With a digital economy that’s continuously on the rise, it has led to entirely new forms of assets – and new types of problems with dividing them when it comes to splitting up a New Jersey marriage. Credit card reward points are a prime example of the way this digital realm has altered the landscape of divorce, and these rewards play into the division of marital assets more commonly every day.
Credit card points: Who owns them?
The complication with credit card reward points comes with the lack of ownership: It’s not possible for either party to be the legal owner of these points. Usually, in any agreement signed by the cardholder in a rewards program, a number of stipulations are commonly made. This generally includes the disclaimers that the points don’t have actual cash value, they aren’t the legal property of the cardholder, and legal actions such as a divorce don’t work for transferring these types of points.

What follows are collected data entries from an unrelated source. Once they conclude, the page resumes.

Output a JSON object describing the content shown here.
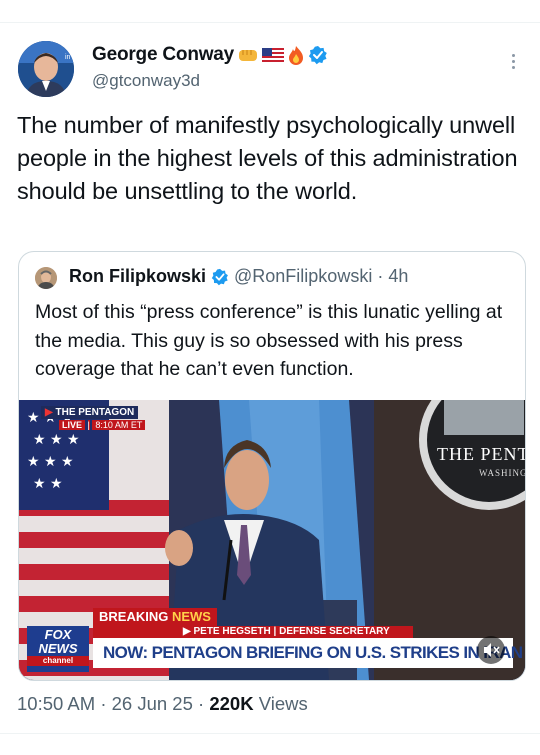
{
  "tweet": {
    "author_name": "George Conway",
    "author_handle": "@gtconway3d",
    "text": "The number of manifestly psychologically unwell people in the highest levels of this administration should be unsettling to the world.",
    "time": "10:50 AM",
    "date": "26 Jun 25",
    "views_count": "220K",
    "views_label": "Views",
    "separator": "·"
  },
  "quoted": {
    "author_name": "Ron Filipkowski",
    "author_handle": "@RonFilipkowski",
    "age": "4h",
    "separator": "·",
    "text": "Most of this “press conference” is this lunatic yelling at the media. This guy is so obsessed with his press coverage that he can’t even function."
  },
  "video": {
    "source_tag": "THE PENTAGON",
    "live_label": "LIVE",
    "live_time": "8:10 AM ET",
    "backdrop_title": "THE PENT",
    "backdrop_subtitle": "WASHING",
    "breaking_label": "BREAKING",
    "breaking_news_word": "NEWS",
    "lower_third_name": "PETE HEGSETH",
    "lower_third_role": "DEFENSE SECRETARY",
    "headline": "NOW: PENTAGON BRIEFING ON U.S. STRIKES IN IRAN",
    "network_line1": "FOX",
    "network_line2": "NEWS",
    "network_line3": "channel"
  },
  "colors": {
    "verified": "#1d9bf0",
    "text_primary": "#0f1419",
    "text_secondary": "#536471",
    "border": "#cfd9de",
    "breaking_red": "#c0161c",
    "headline_blue": "#1f3f8a"
  },
  "icons": [
    "verified-badge-icon",
    "fist-emoji-icon",
    "us-flag-emoji-icon",
    "fire-emoji-icon",
    "more-options-icon",
    "mute-icon"
  ]
}
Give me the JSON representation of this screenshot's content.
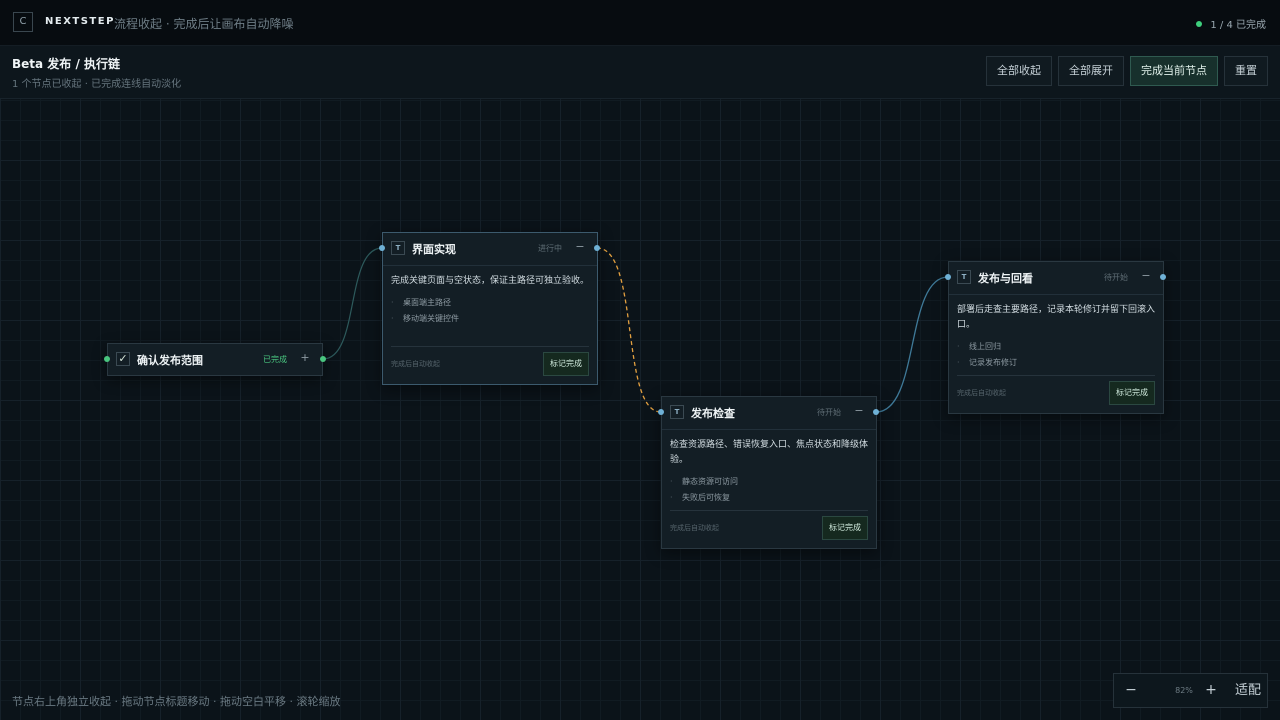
{
  "topbar": {
    "logo": "C",
    "brand": "NEXTSTEP",
    "tagline": "流程收起 · 完成后让画布自动降噪",
    "progress": "1 / 4 已完成"
  },
  "header": {
    "title": "Beta 发布 / 执行链",
    "subtitle": "1 个节点已收起 · 已完成连线自动淡化",
    "buttons": {
      "collapse_all": "全部收起",
      "expand_all": "全部展开",
      "complete_current": "完成当前节点",
      "reset": "重置"
    }
  },
  "nodes": {
    "n1": {
      "title": "确认发布范围",
      "status": "已完成",
      "toggle": "+",
      "icon": "✓"
    },
    "n2": {
      "title": "界面实现",
      "status": "进行中",
      "toggle": "−",
      "icon": "T",
      "desc": "完成关键页面与空状态，保证主路径可独立验收。",
      "items": [
        "桌面端主路径",
        "移动端关键控件"
      ],
      "foot": "完成后自动收起",
      "button": "标记完成"
    },
    "n3": {
      "title": "发布检查",
      "status": "待开始",
      "toggle": "−",
      "icon": "T",
      "desc": "检查资源路径、错误恢复入口、焦点状态和降级体验。",
      "items": [
        "静态资源可访问",
        "失败后可恢复"
      ],
      "foot": "完成后自动收起",
      "button": "标记完成"
    },
    "n4": {
      "title": "发布与回看",
      "status": "待开始",
      "toggle": "−",
      "icon": "T",
      "desc": "部署后走查主要路径，记录本轮修订并留下回滚入口。",
      "items": [
        "线上回归",
        "记录发布修订"
      ],
      "foot": "完成后自动收起",
      "button": "标记完成"
    }
  },
  "colors": {
    "done": "#49c57f",
    "active_edge": "#e3a040",
    "edge": "#3f7a99",
    "port": "#6fb1d6"
  },
  "footer": {
    "hint": "节点右上角独立收起 · 拖动节点标题移动 · 拖动空白平移 · 滚轮缩放"
  },
  "zoom": {
    "minus": "−",
    "level": "82%",
    "plus": "+",
    "fit": "适配"
  }
}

Since it is, however, possible to cash in on these points for traveling expenses, special merchandise, or even actual money, the argument may be made that these points still have a value to them. This would make them part of the marital property being divided in the high asset divorce.
Things only become more complex once the classification of marital property has been established for these business credit card rewards. For one thing, a specific dollar value has to be given to the points. The only exception to this rule is if the reward points are divvied up equally between the two parties.
Assets come in many forms, and the digital shift has changed the way they are broken up in divorce dramatically. The most important factor that comes into play when determining who gets the credit card reward points after the divorce is the timeline of events. Everything depends on when these reward points were earned. Much less important is the actual person’s name on the account that the points are in.